Ramadan rime avec social. En ce mois béni, plusieurs personnes, de manière individuelle ou en groupe, s’investissent dans la distribution de repas de rupture du jeun à des croyants, chaque soir. De l’eau fraiche, des dattes, du pain et du café, bref tout y passe. C’est à ce titre que des marmites de café Touba, visibles un peu partout dans des coins de rue à Dakar, notamment dans la banlieue, ornent le décor. Ici, à quelques heures de la rupture du jeun, des jeunes s’activent dans la préparation de café Touba qu’ils offrent gratuitement aux personnes qui en ont besoin, mais également à celles que l’heure de la rupture trouve loin de chez-eux.
De grandes marmites sur le feu vif, les jeunes Baye Fall préparent le café en chantant des zikr (invocations). Au tour de ces marmites, il y a plusieurs seaux en plastique qui contiennent du café déjà filtré et préparé. Nous sommes au terrain de football de la cité ISRA (Thiaroye Azur).
Selon le jeune Landing Badji, étudiant en philosophie et patron de ce groupe de Baye Fall appelé aussi Daaraji, préparer le «ndogou» (repas de rupture du jeun) nécessite des moyens consistants.
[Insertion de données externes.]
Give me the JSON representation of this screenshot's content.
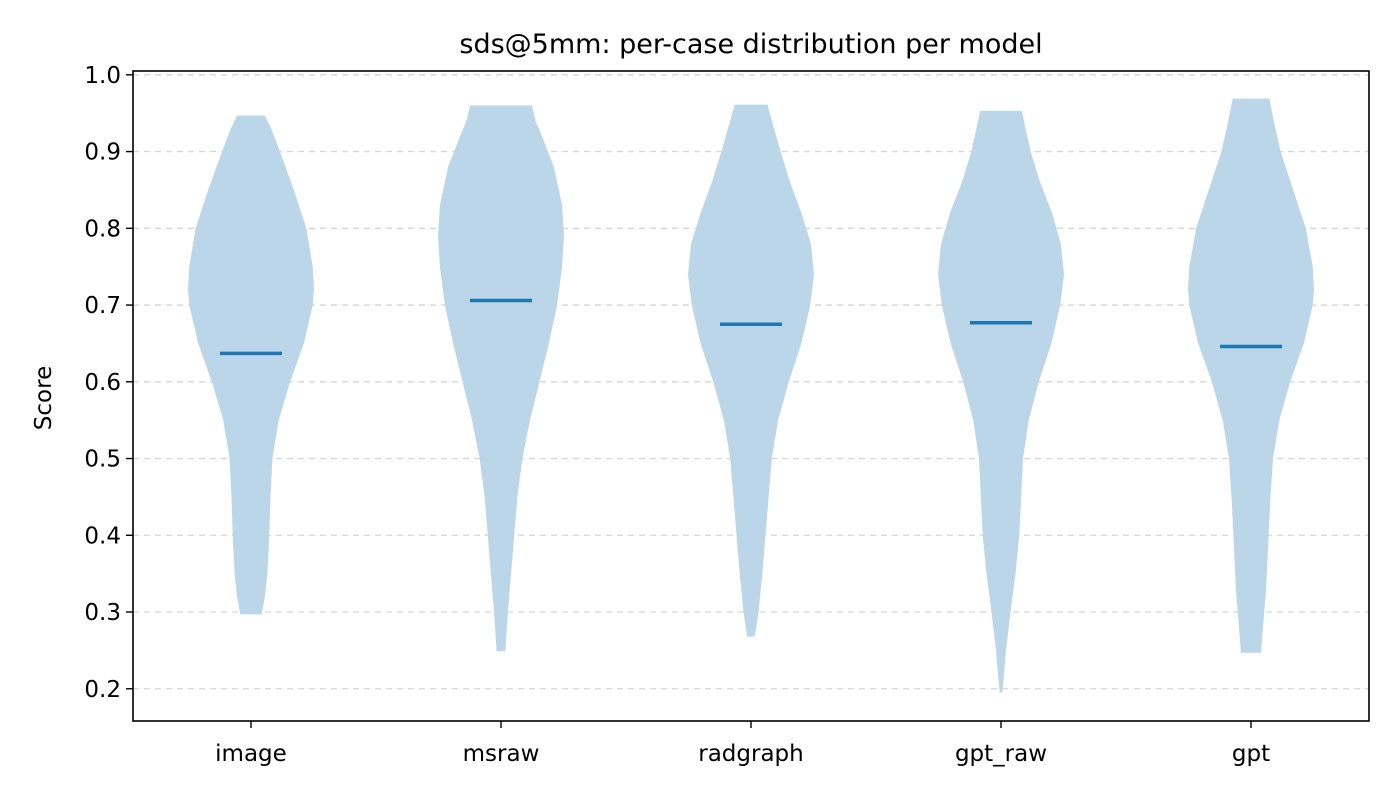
{
  "chart_data": {
    "type": "violin",
    "title": "sds@5mm: per-case distribution per model",
    "xlabel": "",
    "ylabel": "Score",
    "ylim": [
      0.158,
      1.005
    ],
    "yticks": [
      0.2,
      0.3,
      0.4,
      0.5,
      0.6,
      0.7,
      0.8,
      0.9,
      1.0
    ],
    "grid": "y-dashed",
    "categories": [
      "image",
      "msraw",
      "radgraph",
      "gpt_raw",
      "gpt"
    ],
    "colors": {
      "body": "#bad6e8",
      "median": "#1f77b4"
    },
    "series": [
      {
        "category": "image",
        "min": 0.297,
        "max": 0.947,
        "median": 0.637,
        "density_profile": [
          [
            0.297,
            0.17
          ],
          [
            0.32,
            0.22
          ],
          [
            0.35,
            0.26
          ],
          [
            0.4,
            0.29
          ],
          [
            0.45,
            0.31
          ],
          [
            0.5,
            0.34
          ],
          [
            0.55,
            0.44
          ],
          [
            0.6,
            0.62
          ],
          [
            0.65,
            0.84
          ],
          [
            0.7,
            0.98
          ],
          [
            0.72,
            1.0
          ],
          [
            0.75,
            0.98
          ],
          [
            0.8,
            0.88
          ],
          [
            0.85,
            0.68
          ],
          [
            0.9,
            0.46
          ],
          [
            0.93,
            0.32
          ],
          [
            0.947,
            0.22
          ]
        ]
      },
      {
        "category": "msraw",
        "min": 0.249,
        "max": 0.96,
        "median": 0.706,
        "density_profile": [
          [
            0.249,
            0.07
          ],
          [
            0.3,
            0.11
          ],
          [
            0.35,
            0.16
          ],
          [
            0.4,
            0.21
          ],
          [
            0.45,
            0.26
          ],
          [
            0.5,
            0.34
          ],
          [
            0.55,
            0.46
          ],
          [
            0.6,
            0.61
          ],
          [
            0.65,
            0.76
          ],
          [
            0.7,
            0.89
          ],
          [
            0.75,
            0.97
          ],
          [
            0.79,
            1.0
          ],
          [
            0.83,
            0.97
          ],
          [
            0.88,
            0.84
          ],
          [
            0.92,
            0.65
          ],
          [
            0.94,
            0.55
          ],
          [
            0.96,
            0.49
          ]
        ]
      },
      {
        "category": "radgraph",
        "min": 0.268,
        "max": 0.961,
        "median": 0.675,
        "density_profile": [
          [
            0.268,
            0.06
          ],
          [
            0.3,
            0.12
          ],
          [
            0.35,
            0.18
          ],
          [
            0.4,
            0.23
          ],
          [
            0.45,
            0.28
          ],
          [
            0.5,
            0.33
          ],
          [
            0.55,
            0.43
          ],
          [
            0.6,
            0.6
          ],
          [
            0.65,
            0.8
          ],
          [
            0.7,
            0.94
          ],
          [
            0.74,
            1.0
          ],
          [
            0.78,
            0.95
          ],
          [
            0.82,
            0.8
          ],
          [
            0.86,
            0.62
          ],
          [
            0.9,
            0.47
          ],
          [
            0.94,
            0.33
          ],
          [
            0.961,
            0.26
          ]
        ]
      },
      {
        "category": "gpt_raw",
        "min": 0.195,
        "max": 0.953,
        "median": 0.677,
        "density_profile": [
          [
            0.195,
            0.02
          ],
          [
            0.22,
            0.05
          ],
          [
            0.25,
            0.08
          ],
          [
            0.3,
            0.15
          ],
          [
            0.35,
            0.23
          ],
          [
            0.4,
            0.29
          ],
          [
            0.45,
            0.32
          ],
          [
            0.5,
            0.35
          ],
          [
            0.55,
            0.44
          ],
          [
            0.6,
            0.6
          ],
          [
            0.65,
            0.8
          ],
          [
            0.7,
            0.94
          ],
          [
            0.74,
            1.0
          ],
          [
            0.78,
            0.95
          ],
          [
            0.82,
            0.81
          ],
          [
            0.86,
            0.62
          ],
          [
            0.9,
            0.47
          ],
          [
            0.953,
            0.33
          ]
        ]
      },
      {
        "category": "gpt",
        "min": 0.247,
        "max": 0.969,
        "median": 0.646,
        "density_profile": [
          [
            0.247,
            0.16
          ],
          [
            0.28,
            0.19
          ],
          [
            0.33,
            0.24
          ],
          [
            0.4,
            0.28
          ],
          [
            0.45,
            0.31
          ],
          [
            0.5,
            0.35
          ],
          [
            0.55,
            0.45
          ],
          [
            0.6,
            0.62
          ],
          [
            0.65,
            0.84
          ],
          [
            0.7,
            0.98
          ],
          [
            0.72,
            1.0
          ],
          [
            0.75,
            0.98
          ],
          [
            0.8,
            0.87
          ],
          [
            0.85,
            0.67
          ],
          [
            0.9,
            0.47
          ],
          [
            0.94,
            0.36
          ],
          [
            0.969,
            0.29
          ]
        ]
      }
    ]
  }
}
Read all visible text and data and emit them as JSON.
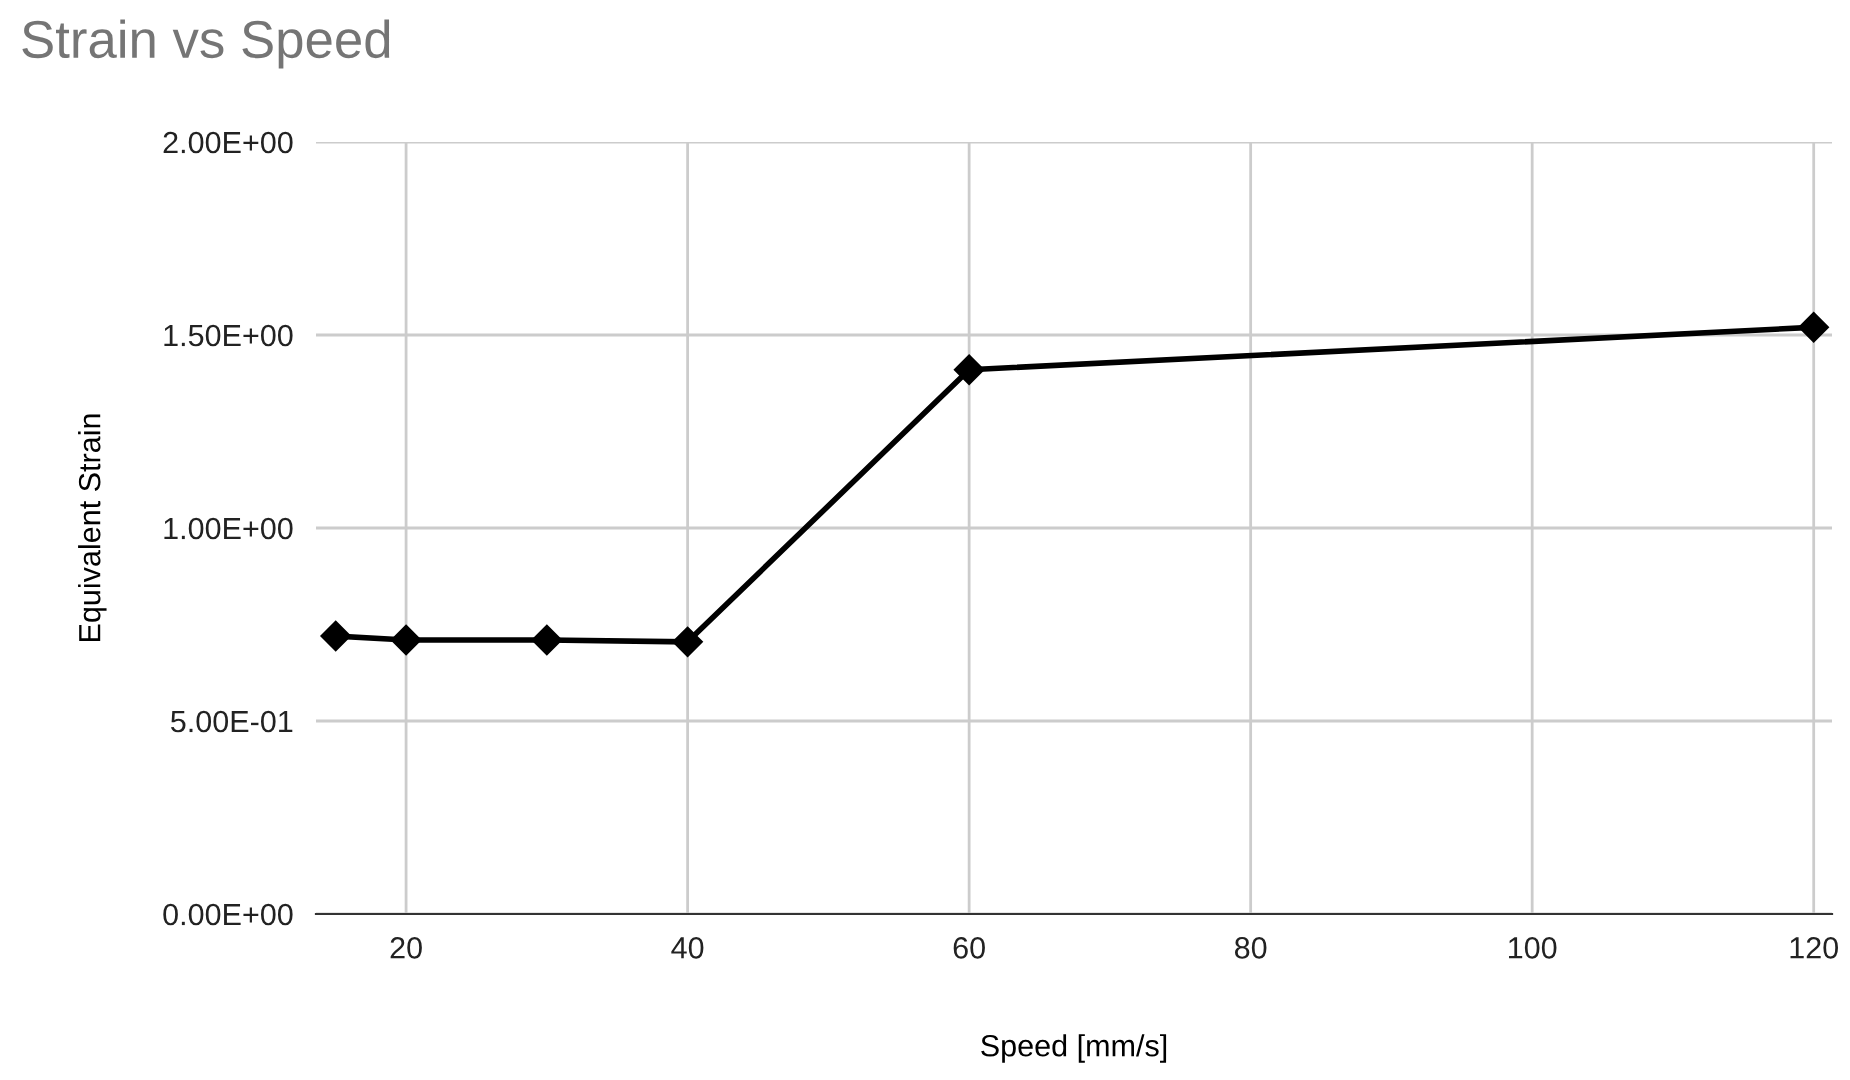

C’est pour cela que ces jeunes bienfaiteurs misent d’abord sur leurs cotisations avant d’aller à la quête de bonnes volontés. Vêtu d’un pantalon noir assorti d’un Lacoste vert, il explique que «chaque membre du groupe cotise d’abord pour ne pas dépendre des autres. Et, après, on fait la quête pour augmenter le fonds», soutient Landing Badji. Ces jeunes font cet acte de partage et de solidarité dans le seul but de venir en aide aux personnes qui ne sont pas chez-eux à l’heure de la rupture du jeûne ou d’autres qui préfèrent se ravitailler auprès de ces donateurs. «On fait cela rien que pour aider certaines personnes qui n’ont pas de café et les autres qui sont en dehors de chez-eux à l’heure de la rupture», ajoute-t-il.
Au moment où Landing Badji et son groupe Daaraji s’activent autour des deux grandes marmites qui sont sur le feu, d’autres interpellent les passants. Une quête qui n’est toujours pas facile, de l’avis de Cheikh Assane Sène. Agé de 28 ans, il vit au quotidien l’incompréhension des gens hostiles à leurs activités. «Certaines personnes trouvent du plaisir à nous donner de l’argent. D’autres, par contre, nous traitent de tous les noms d’oiseaux. On nous traite souvent de profiteurs et tel n’est pas toujours le cas».
Son collègue, Assane Sène quant à lui, fustige ce comportement de certains passants. Quand approche l’heure de la rupture, de longues queues sont souvent formées par ceux qui viennent se procurer du café Touba et du «wass» (thé), mais on y voit, en général, que des enfants envoyés par leurs papas, mamans ou grand-mères. Mouhamed Faye, âgé de 9 ans, une carafe blanc à la main est venu chercher du café pour sa grand-mère, restée à la maison. Un autre jeune habillé, une carafe en aluminium à la main est quant-à lui venu pour chercher du café Touba et du wass pour son «kheud», le dernier repas de l’aube avant le démarrage du jeûne.
Vivant dans une famille nombreuse, il n’y a certes pas autant de café pour tous, c’est pour cela qu’il se rabat sur ses jeunes donateurs. «Il y a trop de monde chez-moi et j’aime bien le café. C’est la raison pour laquelle je passe souvent ici pour en avoir d’avantage», dit-il. A l’image de la cité ISRA, la pratique qui consiste à donner du Ndogu dans la rue est une réalité dans plusieurs coins dans ces quartiers populaires de Dakar. C’est le même constat fait aussi à SEPCO. Pape Ibrahima Ndiaye, étudiant en première année surnommé Baye Fall, est dans la même mouvance que Landing Badji et ses compagnons. Il soutient n’œuvrer que pour la solidarité. Ses camarades et lui dépensent «plus de 8000 F Cfa par jour pour l’achat des dattes, de pains chocolatés et autres pains-beurres» à offrir gracieusement aux jeuneurs, le soir.